# Thread: Proof of inequality by transfinite induction

1. ## Proof of inequality by transfinite induction

Hi guys,

could you help me with the following?

Prove by transfinite induction that $\beta < \gamma \rightarrow \alpha + \beta < \alpha + \gamma$, where $\alpha, \beta, \gamma$ are ordinals .

The way we defined transfinite induction is:

Suppose that $\phi (x)$ is a statement and
1. $\phi (0)$
2. $\forall \alpha$, $\phi ( \alpha ) \rightarrow \phi ( \alpha + )$
3. If $\lambda$ is a limit and $\forall \alpha < \lambda$, $\phi ( \alpha )$, then $\phi ( \lambda )$

Then for all ordinals $\alpha$, $\phi ( \alpha )$

2. Originally Posted by Yasen
Hi guys,

could you help me with the following?

Prove by transfinite induction that $\beta < \gamma \rightarrow \alpha + \beta < \alpha + \gamma$, where $\alpha, \beta, \gamma$ are ordinals .
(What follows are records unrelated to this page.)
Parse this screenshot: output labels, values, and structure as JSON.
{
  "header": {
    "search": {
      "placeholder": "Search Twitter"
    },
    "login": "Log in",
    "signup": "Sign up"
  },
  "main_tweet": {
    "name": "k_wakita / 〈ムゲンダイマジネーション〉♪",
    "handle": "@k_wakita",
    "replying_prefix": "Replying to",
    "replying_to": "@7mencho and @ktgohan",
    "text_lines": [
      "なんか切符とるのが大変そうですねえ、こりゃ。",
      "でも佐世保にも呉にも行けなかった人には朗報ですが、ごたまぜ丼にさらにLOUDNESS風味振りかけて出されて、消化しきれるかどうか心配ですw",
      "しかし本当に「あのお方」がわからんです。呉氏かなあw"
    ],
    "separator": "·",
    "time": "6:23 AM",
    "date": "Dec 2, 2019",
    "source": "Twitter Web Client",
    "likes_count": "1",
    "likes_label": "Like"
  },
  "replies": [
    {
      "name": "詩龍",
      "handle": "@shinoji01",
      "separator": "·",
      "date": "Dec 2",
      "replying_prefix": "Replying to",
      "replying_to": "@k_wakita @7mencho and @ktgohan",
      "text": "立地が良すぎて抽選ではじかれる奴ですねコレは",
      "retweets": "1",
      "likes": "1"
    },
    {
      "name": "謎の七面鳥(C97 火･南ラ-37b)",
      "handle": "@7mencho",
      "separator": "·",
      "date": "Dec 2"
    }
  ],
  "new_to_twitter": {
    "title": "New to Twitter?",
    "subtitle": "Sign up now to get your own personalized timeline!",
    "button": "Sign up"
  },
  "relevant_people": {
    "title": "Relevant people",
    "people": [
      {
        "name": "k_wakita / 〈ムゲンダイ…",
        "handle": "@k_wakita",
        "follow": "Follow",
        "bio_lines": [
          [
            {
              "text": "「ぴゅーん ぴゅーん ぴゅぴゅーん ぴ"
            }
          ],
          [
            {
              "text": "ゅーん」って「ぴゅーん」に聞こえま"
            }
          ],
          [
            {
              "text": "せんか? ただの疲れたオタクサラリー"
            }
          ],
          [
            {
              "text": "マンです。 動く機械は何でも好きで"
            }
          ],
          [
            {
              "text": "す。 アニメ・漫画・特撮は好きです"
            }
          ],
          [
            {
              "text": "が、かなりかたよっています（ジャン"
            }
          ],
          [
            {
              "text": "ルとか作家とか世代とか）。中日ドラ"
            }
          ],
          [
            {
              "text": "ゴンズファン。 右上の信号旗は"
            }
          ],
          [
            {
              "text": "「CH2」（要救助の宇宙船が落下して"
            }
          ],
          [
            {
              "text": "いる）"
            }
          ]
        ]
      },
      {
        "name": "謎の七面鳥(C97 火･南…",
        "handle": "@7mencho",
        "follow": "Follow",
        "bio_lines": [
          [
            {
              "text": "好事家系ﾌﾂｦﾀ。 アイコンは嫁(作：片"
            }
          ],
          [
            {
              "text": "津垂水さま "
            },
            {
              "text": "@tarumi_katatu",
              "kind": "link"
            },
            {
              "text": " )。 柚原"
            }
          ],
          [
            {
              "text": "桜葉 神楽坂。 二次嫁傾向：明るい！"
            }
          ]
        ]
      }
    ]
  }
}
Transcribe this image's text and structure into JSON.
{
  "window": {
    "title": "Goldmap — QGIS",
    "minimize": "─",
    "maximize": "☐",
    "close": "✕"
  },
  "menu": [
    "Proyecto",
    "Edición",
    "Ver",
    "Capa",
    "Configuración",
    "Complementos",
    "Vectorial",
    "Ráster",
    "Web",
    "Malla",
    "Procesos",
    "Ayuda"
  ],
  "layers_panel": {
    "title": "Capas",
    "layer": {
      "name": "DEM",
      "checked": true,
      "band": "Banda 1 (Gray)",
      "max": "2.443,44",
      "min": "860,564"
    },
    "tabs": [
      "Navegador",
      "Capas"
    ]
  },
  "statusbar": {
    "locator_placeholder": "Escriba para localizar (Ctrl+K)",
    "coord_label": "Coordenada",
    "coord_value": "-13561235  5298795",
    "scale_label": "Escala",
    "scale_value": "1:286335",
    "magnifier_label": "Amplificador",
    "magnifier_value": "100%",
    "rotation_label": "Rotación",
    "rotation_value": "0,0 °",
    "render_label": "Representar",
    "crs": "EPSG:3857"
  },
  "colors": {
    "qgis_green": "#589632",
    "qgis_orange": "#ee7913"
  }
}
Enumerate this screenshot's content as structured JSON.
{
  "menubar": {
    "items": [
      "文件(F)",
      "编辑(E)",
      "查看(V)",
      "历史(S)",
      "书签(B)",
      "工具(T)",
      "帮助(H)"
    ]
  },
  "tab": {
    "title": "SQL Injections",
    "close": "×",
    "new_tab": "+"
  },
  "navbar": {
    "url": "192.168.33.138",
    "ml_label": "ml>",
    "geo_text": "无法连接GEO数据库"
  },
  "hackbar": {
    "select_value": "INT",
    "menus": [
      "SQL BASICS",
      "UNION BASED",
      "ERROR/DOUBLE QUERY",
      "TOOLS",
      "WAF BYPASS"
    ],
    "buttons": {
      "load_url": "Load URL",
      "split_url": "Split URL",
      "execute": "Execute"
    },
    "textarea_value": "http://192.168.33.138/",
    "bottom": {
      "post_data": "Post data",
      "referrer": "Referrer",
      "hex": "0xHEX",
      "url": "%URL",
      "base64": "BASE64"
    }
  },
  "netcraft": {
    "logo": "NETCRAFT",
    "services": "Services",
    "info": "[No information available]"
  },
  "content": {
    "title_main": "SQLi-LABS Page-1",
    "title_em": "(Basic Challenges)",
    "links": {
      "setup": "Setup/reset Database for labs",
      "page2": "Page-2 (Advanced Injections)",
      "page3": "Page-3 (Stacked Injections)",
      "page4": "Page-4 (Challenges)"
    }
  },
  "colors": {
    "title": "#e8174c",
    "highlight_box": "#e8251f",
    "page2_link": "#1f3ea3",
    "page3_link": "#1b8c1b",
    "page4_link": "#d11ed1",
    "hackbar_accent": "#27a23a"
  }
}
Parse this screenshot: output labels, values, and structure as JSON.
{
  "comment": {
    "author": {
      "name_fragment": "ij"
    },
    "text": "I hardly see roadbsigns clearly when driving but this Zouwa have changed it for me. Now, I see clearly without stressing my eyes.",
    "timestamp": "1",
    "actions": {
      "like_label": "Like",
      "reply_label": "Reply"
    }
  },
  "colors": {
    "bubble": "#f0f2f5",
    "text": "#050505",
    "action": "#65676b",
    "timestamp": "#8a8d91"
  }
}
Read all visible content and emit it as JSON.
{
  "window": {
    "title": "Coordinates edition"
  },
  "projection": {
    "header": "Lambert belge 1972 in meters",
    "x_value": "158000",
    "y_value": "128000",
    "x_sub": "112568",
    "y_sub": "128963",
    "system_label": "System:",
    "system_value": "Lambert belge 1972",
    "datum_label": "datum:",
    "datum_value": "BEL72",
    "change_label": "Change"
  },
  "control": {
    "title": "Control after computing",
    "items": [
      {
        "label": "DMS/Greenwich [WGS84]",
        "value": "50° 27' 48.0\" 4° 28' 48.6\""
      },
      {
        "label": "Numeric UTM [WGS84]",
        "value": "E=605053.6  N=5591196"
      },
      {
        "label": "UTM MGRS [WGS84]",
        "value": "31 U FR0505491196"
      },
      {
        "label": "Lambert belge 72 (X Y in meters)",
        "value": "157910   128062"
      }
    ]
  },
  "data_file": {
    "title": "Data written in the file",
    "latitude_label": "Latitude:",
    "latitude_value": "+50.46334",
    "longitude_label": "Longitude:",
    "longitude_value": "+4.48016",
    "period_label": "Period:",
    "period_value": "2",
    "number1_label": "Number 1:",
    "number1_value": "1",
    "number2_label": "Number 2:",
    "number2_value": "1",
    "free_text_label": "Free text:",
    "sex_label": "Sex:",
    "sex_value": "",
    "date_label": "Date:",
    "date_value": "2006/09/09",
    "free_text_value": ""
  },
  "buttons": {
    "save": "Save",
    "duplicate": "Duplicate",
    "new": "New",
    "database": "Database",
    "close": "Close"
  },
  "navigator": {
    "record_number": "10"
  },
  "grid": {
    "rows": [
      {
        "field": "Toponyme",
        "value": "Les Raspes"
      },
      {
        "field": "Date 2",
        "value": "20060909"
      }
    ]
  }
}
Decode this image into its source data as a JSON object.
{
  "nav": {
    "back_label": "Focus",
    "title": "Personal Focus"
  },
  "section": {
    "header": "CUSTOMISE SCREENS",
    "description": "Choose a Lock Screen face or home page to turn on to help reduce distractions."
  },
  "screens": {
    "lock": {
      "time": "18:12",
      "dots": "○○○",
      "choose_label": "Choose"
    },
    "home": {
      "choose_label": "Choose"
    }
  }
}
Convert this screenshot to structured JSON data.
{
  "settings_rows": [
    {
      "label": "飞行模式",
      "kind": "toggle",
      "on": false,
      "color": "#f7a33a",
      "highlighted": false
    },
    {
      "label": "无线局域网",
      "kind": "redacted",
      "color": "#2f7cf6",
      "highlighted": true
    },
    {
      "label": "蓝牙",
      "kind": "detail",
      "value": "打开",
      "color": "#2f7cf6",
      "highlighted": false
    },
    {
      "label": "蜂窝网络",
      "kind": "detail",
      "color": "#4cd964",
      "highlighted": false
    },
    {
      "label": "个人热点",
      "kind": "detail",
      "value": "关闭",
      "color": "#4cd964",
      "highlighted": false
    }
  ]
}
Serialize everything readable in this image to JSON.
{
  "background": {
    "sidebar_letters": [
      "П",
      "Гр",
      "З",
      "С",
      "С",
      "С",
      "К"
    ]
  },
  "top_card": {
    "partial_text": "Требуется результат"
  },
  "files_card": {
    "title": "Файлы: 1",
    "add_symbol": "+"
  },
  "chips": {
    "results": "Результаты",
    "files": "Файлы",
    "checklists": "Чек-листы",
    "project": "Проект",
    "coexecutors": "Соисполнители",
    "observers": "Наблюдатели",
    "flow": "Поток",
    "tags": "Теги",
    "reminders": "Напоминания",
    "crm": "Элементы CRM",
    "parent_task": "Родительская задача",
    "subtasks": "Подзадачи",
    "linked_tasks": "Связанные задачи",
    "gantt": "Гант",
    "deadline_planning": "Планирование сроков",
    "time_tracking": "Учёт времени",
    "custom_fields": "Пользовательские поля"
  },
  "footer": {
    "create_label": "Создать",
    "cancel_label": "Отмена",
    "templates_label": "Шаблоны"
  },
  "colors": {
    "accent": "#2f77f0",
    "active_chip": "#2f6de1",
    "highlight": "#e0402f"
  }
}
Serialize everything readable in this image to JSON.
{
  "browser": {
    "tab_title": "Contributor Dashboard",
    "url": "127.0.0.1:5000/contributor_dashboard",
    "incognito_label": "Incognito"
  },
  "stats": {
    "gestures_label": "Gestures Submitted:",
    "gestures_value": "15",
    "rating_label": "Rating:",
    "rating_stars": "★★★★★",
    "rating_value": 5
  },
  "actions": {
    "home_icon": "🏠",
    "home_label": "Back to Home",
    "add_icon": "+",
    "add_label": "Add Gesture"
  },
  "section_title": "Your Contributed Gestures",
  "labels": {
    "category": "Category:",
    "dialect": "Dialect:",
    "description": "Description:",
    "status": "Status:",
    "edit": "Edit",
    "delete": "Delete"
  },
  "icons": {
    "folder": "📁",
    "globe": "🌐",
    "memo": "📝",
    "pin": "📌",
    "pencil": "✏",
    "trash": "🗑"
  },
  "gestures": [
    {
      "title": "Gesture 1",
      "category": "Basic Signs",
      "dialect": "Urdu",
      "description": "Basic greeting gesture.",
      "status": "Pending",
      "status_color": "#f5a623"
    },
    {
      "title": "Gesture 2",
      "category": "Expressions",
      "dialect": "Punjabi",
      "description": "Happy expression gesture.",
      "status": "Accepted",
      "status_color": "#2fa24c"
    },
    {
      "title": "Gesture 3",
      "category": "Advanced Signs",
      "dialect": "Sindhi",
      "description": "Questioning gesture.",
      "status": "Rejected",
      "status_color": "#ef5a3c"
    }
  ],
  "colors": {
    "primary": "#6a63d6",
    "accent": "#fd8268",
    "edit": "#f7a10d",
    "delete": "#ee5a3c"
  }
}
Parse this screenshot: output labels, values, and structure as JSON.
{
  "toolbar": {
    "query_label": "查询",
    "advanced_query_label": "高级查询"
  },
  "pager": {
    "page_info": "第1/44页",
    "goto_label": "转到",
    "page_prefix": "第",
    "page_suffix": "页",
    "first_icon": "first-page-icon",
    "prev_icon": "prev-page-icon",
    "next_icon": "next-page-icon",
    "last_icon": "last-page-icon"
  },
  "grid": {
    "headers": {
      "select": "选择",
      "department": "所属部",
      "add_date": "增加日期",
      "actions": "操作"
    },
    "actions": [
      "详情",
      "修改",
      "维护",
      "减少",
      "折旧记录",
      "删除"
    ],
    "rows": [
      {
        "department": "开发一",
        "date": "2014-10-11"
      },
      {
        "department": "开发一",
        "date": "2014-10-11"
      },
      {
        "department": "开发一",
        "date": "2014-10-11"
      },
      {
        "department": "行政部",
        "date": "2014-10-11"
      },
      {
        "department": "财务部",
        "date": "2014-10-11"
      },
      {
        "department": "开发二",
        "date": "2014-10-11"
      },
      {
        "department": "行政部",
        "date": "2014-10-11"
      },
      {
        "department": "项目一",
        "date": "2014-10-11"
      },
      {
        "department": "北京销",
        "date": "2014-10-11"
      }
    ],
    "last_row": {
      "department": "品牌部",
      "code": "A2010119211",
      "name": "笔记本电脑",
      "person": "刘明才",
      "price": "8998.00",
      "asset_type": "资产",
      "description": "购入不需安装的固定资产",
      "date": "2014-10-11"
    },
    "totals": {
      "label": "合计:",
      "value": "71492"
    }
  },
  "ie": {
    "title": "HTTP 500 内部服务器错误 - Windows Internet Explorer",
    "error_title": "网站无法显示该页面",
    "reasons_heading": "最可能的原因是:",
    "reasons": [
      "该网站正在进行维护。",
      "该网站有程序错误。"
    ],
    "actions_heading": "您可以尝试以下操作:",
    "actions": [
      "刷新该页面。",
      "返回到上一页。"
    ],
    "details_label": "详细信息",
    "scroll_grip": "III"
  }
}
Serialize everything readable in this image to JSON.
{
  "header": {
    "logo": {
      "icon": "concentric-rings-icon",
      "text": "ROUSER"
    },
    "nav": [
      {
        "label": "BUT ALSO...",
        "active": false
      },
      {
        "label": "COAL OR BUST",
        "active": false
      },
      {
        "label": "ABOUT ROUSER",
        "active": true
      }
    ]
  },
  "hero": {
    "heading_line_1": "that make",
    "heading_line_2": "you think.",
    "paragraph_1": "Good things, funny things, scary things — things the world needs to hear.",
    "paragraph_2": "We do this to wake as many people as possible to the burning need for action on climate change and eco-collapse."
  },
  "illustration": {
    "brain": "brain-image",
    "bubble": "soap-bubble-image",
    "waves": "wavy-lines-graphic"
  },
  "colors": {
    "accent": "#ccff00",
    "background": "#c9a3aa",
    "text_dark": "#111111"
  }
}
The way we defined transfinite induction is:

Suppose that $\phi (x)$ is a statement and
1. $\phi (0)$
2. $\forall \alpha$, $\phi ( \alpha ) \rightarrow \phi ( \alpha + )$
3. If $\lambda$ is a limit and $\forall \alpha < \lambda$, $\phi ( \alpha )$, then $\phi ( \lambda )$

Then for all ordinals $\alpha$, $\phi ( \alpha )$
What have you tried?

3. Originally Posted by Drexel28
What have you tried?
My foremost problem is on which ordinal should I do induction?

If I do induction on $\alpha$, which seems the most natural choice, I face the problem that ordinal addition is defined "on the right", and is moreover not commutative.

(for example, the base case would be that $0+ \beta < 0 + \gamma$, but the definition of addition with 0 is $\alpha + 0 = \alpha$ . This could be circumvented, but I think it will prove more difficult to do so in the later cases).

On the other hand, if I do induction on $\beta$, then sooner or later I would get $\beta > \gamma$, and then what?

Could you at least give me this hint?

4. Originally Posted by Yasen
My foremost problem is on which ordinal should I do induction?

If I do induction on $\alpha$, which seems the most natural choice, I face the problem that ordinal addition is defined "on the right", and is moreover not commutative.

(for example, the base case would be that $0+ \beta < 0 + \gamma$, but the definition of addition with 0 is $\alpha + 0 = \alpha$ . This could be circumvented, but I think it will prove more difficult to do so in the later cases).

On the other hand, if I do induction on $\beta$, then sooner or later I would get $\beta > \gamma$, and then what?

Could you at least give me this hint?
I figured out how to do it; by induction on $\gamma$ (which seemed the only alternative from the above argument). And then I fix $\beta$ and have that $\forall \gamma$ s.t. $\gamma \leq \beta$, the statement is vacuously true...